Jika Freeport tetap berpegang pada kontrak yang lama, sambungnya, maka akan lebih menguntungkan Freeport. Namun hal itu akan memunculkan ketidakadilan masyarakat yang buntutnya menimbulkan rasa tidak nyaman bagi Freeport untuk berinvestasi di Indonesia.
“Kita minta Freeport duduk bareng dengan pemerintah untuk meninjau kembali perjanjian kontrak itu. Freeport bisa saja menolak, tetapi pemerintah juga mempunyai hak untuk tidak memperpanjang untuk kesekian kalinya, atau tidak memberikan izin terhadap rencana-rencana eksplorasi Freeport yang di luar darerah konversi,” jelasnya.
Menurut Setya, Freeport memang berencana mengembangkan eksplorasi di bawah tanah (underground maining). Jika memang terjadi di luar konversi, maka Freeport harus meminta izin lagi kepada pemerintah.
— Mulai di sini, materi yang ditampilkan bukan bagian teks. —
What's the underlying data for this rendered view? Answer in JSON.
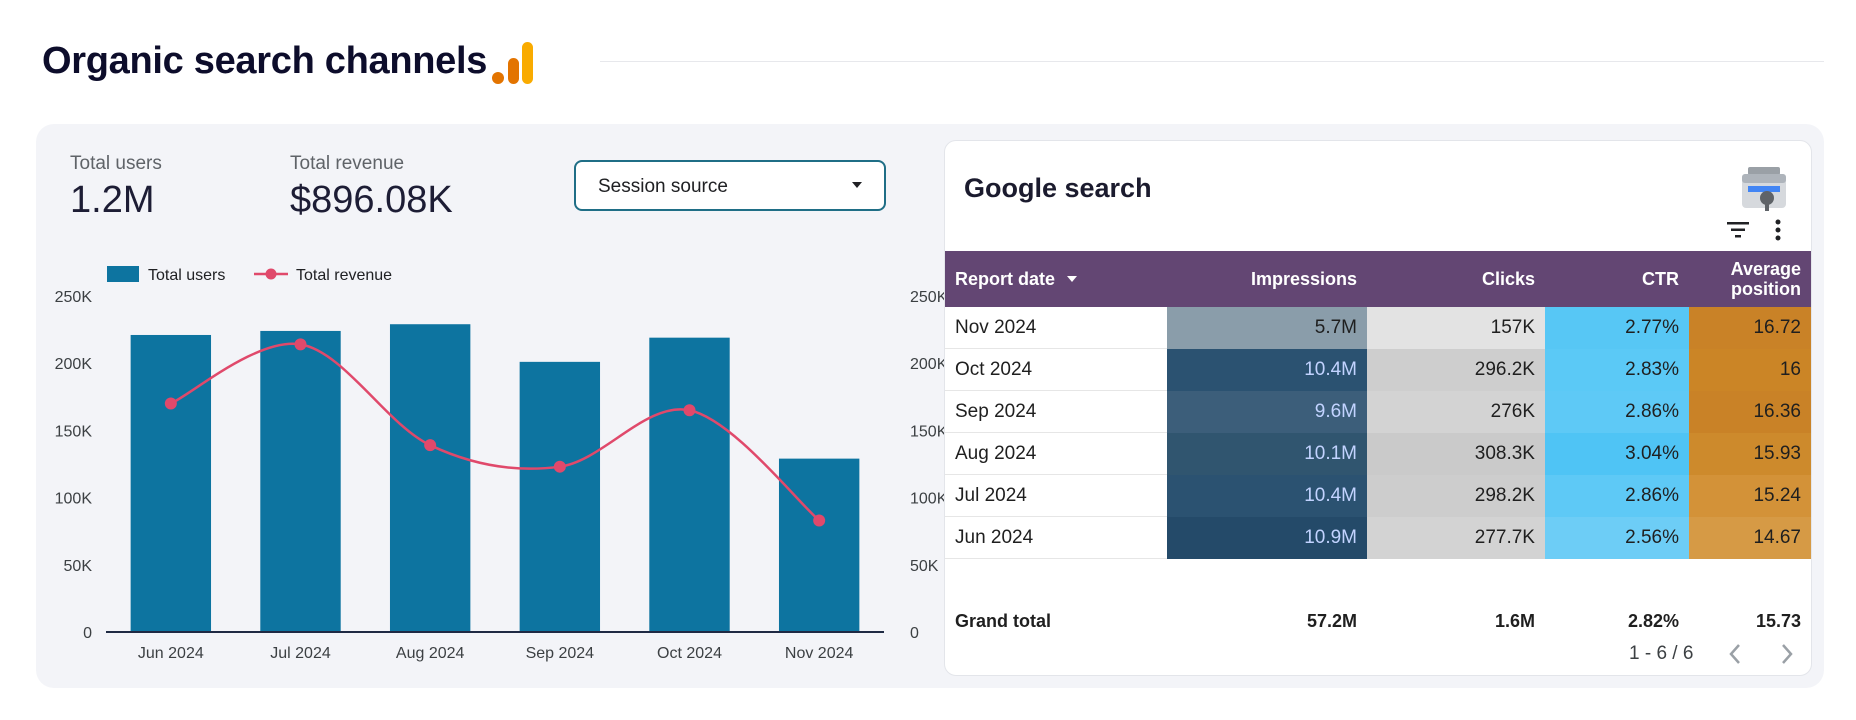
{
  "header": {
    "title": "Organic search channels",
    "logo_icon": "google-analytics-icon"
  },
  "kpis": [
    {
      "label": "Total users",
      "value": "1.2M"
    },
    {
      "label": "Total revenue",
      "value": "$896.08K"
    }
  ],
  "filter": {
    "label": "Session source",
    "icon": "chevron-down-icon"
  },
  "chart_data": {
    "type": "bar",
    "categories": [
      "Jun 2024",
      "Jul 2024",
      "Aug 2024",
      "Sep 2024",
      "Oct 2024",
      "Nov 2024"
    ],
    "series": [
      {
        "name": "Total users",
        "type": "bar",
        "axis": "left",
        "color": "#0d74a0",
        "values": [
          221000,
          224000,
          229000,
          201000,
          219000,
          129000
        ]
      },
      {
        "name": "Total revenue",
        "type": "line",
        "axis": "right",
        "color": "#e0496b",
        "values": [
          170000,
          214000,
          139000,
          123000,
          165000,
          83000
        ]
      }
    ],
    "y_left": {
      "ticks": [
        0,
        50000,
        100000,
        150000,
        200000,
        250000
      ],
      "tick_labels": [
        "0",
        "50K",
        "100K",
        "150K",
        "200K",
        "250K"
      ],
      "ylim": [
        0,
        250000
      ]
    },
    "y_right": {
      "ticks": [
        0,
        50000,
        100000,
        150000,
        200000,
        250000
      ],
      "tick_labels": [
        "0",
        "50K",
        "100K",
        "150K",
        "200K",
        "250K"
      ],
      "ylim": [
        0,
        250000
      ]
    },
    "legend": {
      "position": "top-left"
    },
    "grid": false
  },
  "search_table": {
    "title": "Google search",
    "icons": {
      "brand": "search-console-icon",
      "filter": "filter-icon",
      "menu": "more-vert-icon"
    },
    "columns": [
      "Report date",
      "Impressions",
      "Clicks",
      "CTR",
      "Average position"
    ],
    "sort_column": "Report date",
    "rows": [
      {
        "date": "Nov 2024",
        "impressions": "5.7M",
        "clicks": "157K",
        "ctr": "2.77%",
        "avg_position": "16.72",
        "imp_bg": "#8a9daa",
        "imp_color": "#1f1f1f",
        "clk_bg": "#e3e3e3",
        "ctr_bg": "#57c7f5",
        "pos_bg": "#c98227"
      },
      {
        "date": "Oct 2024",
        "impressions": "10.4M",
        "clicks": "296.2K",
        "ctr": "2.83%",
        "avg_position": "16",
        "imp_bg": "#2b5271",
        "imp_color": "#c2d3ff",
        "clk_bg": "#cecece",
        "ctr_bg": "#5bc9f6",
        "pos_bg": "#cb8526"
      },
      {
        "date": "Sep 2024",
        "impressions": "9.6M",
        "clicks": "276K",
        "ctr": "2.86%",
        "avg_position": "16.36",
        "imp_bg": "#3c5e7a",
        "imp_color": "#c2d3ff",
        "clk_bg": "#d3d3d3",
        "ctr_bg": "#5ec9f6",
        "pos_bg": "#c98227"
      },
      {
        "date": "Aug 2024",
        "impressions": "10.1M",
        "clicks": "308.3K",
        "ctr": "3.04%",
        "avg_position": "15.93",
        "imp_bg": "#30556f",
        "imp_color": "#c2d3ff",
        "clk_bg": "#cacaca",
        "ctr_bg": "#4fc4f5",
        "pos_bg": "#cd8a2c"
      },
      {
        "date": "Jul 2024",
        "impressions": "10.4M",
        "clicks": "298.2K",
        "ctr": "2.86%",
        "avg_position": "15.24",
        "imp_bg": "#2b5271",
        "imp_color": "#c2d3ff",
        "clk_bg": "#cdcdcd",
        "ctr_bg": "#5ec9f6",
        "pos_bg": "#d39238"
      },
      {
        "date": "Jun 2024",
        "impressions": "10.9M",
        "clicks": "277.7K",
        "ctr": "2.56%",
        "avg_position": "14.67",
        "imp_bg": "#244a69",
        "imp_color": "#c2d3ff",
        "clk_bg": "#d3d3d3",
        "ctr_bg": "#6dcdf6",
        "pos_bg": "#d69a45"
      }
    ],
    "grand_total": {
      "label": "Grand total",
      "impressions": "57.2M",
      "clicks": "1.6M",
      "ctr": "2.82%",
      "avg_position": "15.73"
    },
    "pagination": {
      "text": "1 - 6 / 6"
    }
  }
}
Makanya, saat ini yang tepat bagi pemerintah untuk mengatakan, jika tidak mau duduk bersama dan mendengarkan pemerintah, maka rencana tersebut dapat digagalkan. “Harusnya Freeport sadar akan hal itu,”cetusnya.
Sementara Kementerian ESDM terus mendorong perusahaan-perusahaan tambang untuk transparan dalam melaporkan produksi dan penjualan hasil tambangnya.
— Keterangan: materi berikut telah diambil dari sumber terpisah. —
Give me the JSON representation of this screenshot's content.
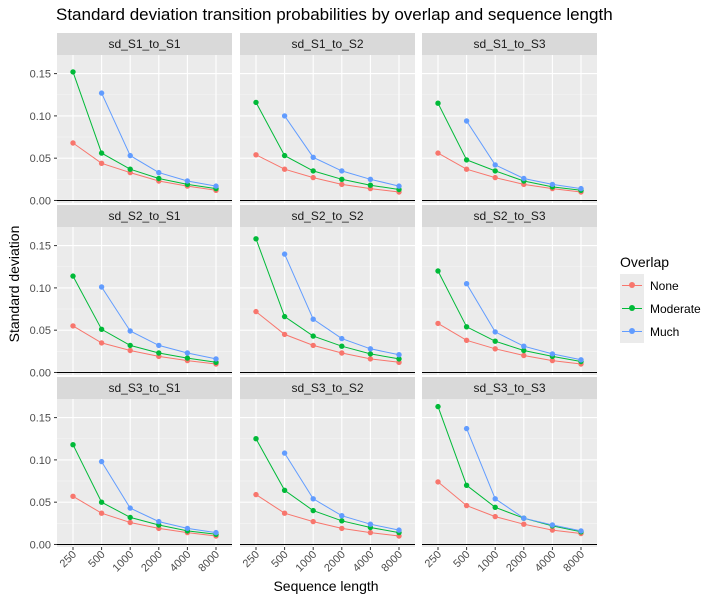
{
  "chart_data": {
    "type": "line",
    "title": "Standard deviation transition probabilities by overlap and sequence length",
    "xlabel": "Sequence length",
    "ylabel": "Standard deviation",
    "categories": [
      "250",
      "500",
      "1000",
      "2000",
      "4000",
      "8000"
    ],
    "y_ticks": [
      "0.00",
      "0.05",
      "0.10",
      "0.15"
    ],
    "ylim": [
      -0.003,
      0.172
    ],
    "legend": {
      "title": "Overlap",
      "position": "right",
      "entries": [
        {
          "name": "None",
          "color": "#F8766D"
        },
        {
          "name": "Moderate",
          "color": "#00BA38"
        },
        {
          "name": "Much",
          "color": "#619CFF"
        }
      ]
    },
    "grid": true,
    "panels": [
      {
        "strip": "sd_S1_to_S1",
        "series": [
          {
            "name": "None",
            "values": [
              0.068,
              0.044,
              0.033,
              0.023,
              0.017,
              0.012
            ]
          },
          {
            "name": "Moderate",
            "values": [
              0.152,
              0.056,
              0.037,
              0.026,
              0.019,
              0.014
            ]
          },
          {
            "name": "Much",
            "values": [
              null,
              0.127,
              0.053,
              0.033,
              0.023,
              0.017
            ]
          }
        ]
      },
      {
        "strip": "sd_S1_to_S2",
        "series": [
          {
            "name": "None",
            "values": [
              0.054,
              0.037,
              0.027,
              0.019,
              0.014,
              0.01
            ]
          },
          {
            "name": "Moderate",
            "values": [
              0.116,
              0.053,
              0.035,
              0.025,
              0.018,
              0.013
            ]
          },
          {
            "name": "Much",
            "values": [
              null,
              0.1,
              0.051,
              0.035,
              0.025,
              0.017
            ]
          }
        ]
      },
      {
        "strip": "sd_S1_to_S3",
        "series": [
          {
            "name": "None",
            "values": [
              0.056,
              0.037,
              0.027,
              0.019,
              0.014,
              0.01
            ]
          },
          {
            "name": "Moderate",
            "values": [
              0.115,
              0.048,
              0.035,
              0.023,
              0.016,
              0.012
            ]
          },
          {
            "name": "Much",
            "values": [
              null,
              0.094,
              0.042,
              0.026,
              0.019,
              0.014
            ]
          }
        ]
      },
      {
        "strip": "sd_S2_to_S1",
        "series": [
          {
            "name": "None",
            "values": [
              0.055,
              0.035,
              0.026,
              0.019,
              0.014,
              0.01
            ]
          },
          {
            "name": "Moderate",
            "values": [
              0.114,
              0.051,
              0.032,
              0.023,
              0.017,
              0.012
            ]
          },
          {
            "name": "Much",
            "values": [
              null,
              0.101,
              0.049,
              0.032,
              0.023,
              0.016
            ]
          }
        ]
      },
      {
        "strip": "sd_S2_to_S2",
        "series": [
          {
            "name": "None",
            "values": [
              0.072,
              0.045,
              0.032,
              0.023,
              0.016,
              0.012
            ]
          },
          {
            "name": "Moderate",
            "values": [
              0.158,
              0.066,
              0.043,
              0.031,
              0.022,
              0.016
            ]
          },
          {
            "name": "Much",
            "values": [
              null,
              0.14,
              0.063,
              0.04,
              0.028,
              0.021
            ]
          }
        ]
      },
      {
        "strip": "sd_S2_to_S3",
        "series": [
          {
            "name": "None",
            "values": [
              0.058,
              0.038,
              0.028,
              0.02,
              0.014,
              0.01
            ]
          },
          {
            "name": "Moderate",
            "values": [
              0.12,
              0.054,
              0.037,
              0.026,
              0.019,
              0.013
            ]
          },
          {
            "name": "Much",
            "values": [
              null,
              0.105,
              0.048,
              0.031,
              0.022,
              0.015
            ]
          }
        ]
      },
      {
        "strip": "sd_S3_to_S1",
        "series": [
          {
            "name": "None",
            "values": [
              0.057,
              0.037,
              0.026,
              0.019,
              0.014,
              0.01
            ]
          },
          {
            "name": "Moderate",
            "values": [
              0.118,
              0.05,
              0.032,
              0.023,
              0.016,
              0.012
            ]
          },
          {
            "name": "Much",
            "values": [
              null,
              0.098,
              0.043,
              0.027,
              0.019,
              0.014
            ]
          }
        ]
      },
      {
        "strip": "sd_S3_to_S2",
        "series": [
          {
            "name": "None",
            "values": [
              0.059,
              0.037,
              0.027,
              0.019,
              0.014,
              0.01
            ]
          },
          {
            "name": "Moderate",
            "values": [
              0.125,
              0.064,
              0.04,
              0.028,
              0.02,
              0.014
            ]
          },
          {
            "name": "Much",
            "values": [
              null,
              0.108,
              0.054,
              0.034,
              0.024,
              0.017
            ]
          }
        ]
      },
      {
        "strip": "sd_S3_to_S3",
        "series": [
          {
            "name": "None",
            "values": [
              0.074,
              0.046,
              0.033,
              0.024,
              0.017,
              0.013
            ]
          },
          {
            "name": "Moderate",
            "values": [
              0.163,
              0.07,
              0.044,
              0.031,
              0.022,
              0.015
            ]
          },
          {
            "name": "Much",
            "values": [
              null,
              0.137,
              0.054,
              0.031,
              0.023,
              0.016
            ]
          }
        ]
      }
    ]
  }
}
Wakil Menteri ESDM Widjajono Partowidagdo menuturkan, renegosiasi kontrak karya pertambangan harus berdasarkan peraturan yang berlaku, yaitu Peraturan Pemerintah Nomor 45 tahun 2003 tentang Tarif Atas Jenis Penerimaan Negara Bukan Pajak yang Berlaku di Sektor Kementerian ESDM.
“Kalau peraturannya sudah seperti itu, kita punya alasan untuk renegosiasi,” ujarnya.
Widjajono menjelaskan, alotnya negosiasi antara pemerintah dan perusahaan tambang karena manajemen dipegang perusahaan tambang tersebut, sehingga tidak transparan. Biasanya, perusahaan tersebut jika tidak mau membayar pajak besar, akan mengecilkan angka produksi dan membesarkan biaya produksi di laporan keuangannya.
Jika perusahaan tambang tersebut masih tidak mau melakukan renegosiasi, Widjajono menyarankan, pemerintah meminta perusahaan tambang tersebut untuk buka-bukaan agar jelas berapa pendapatannya dan berapa yang disetor ke pemerintah.
“Kita buka-bukaan saja, transparan. Kalau keuntungan perusahaan terlalu banyak, kami tidak setuju. Selama minimum return perusahaan dipenuhi, harusnya mau dong (renegosiasi),” kata Guru Besar ITB itu.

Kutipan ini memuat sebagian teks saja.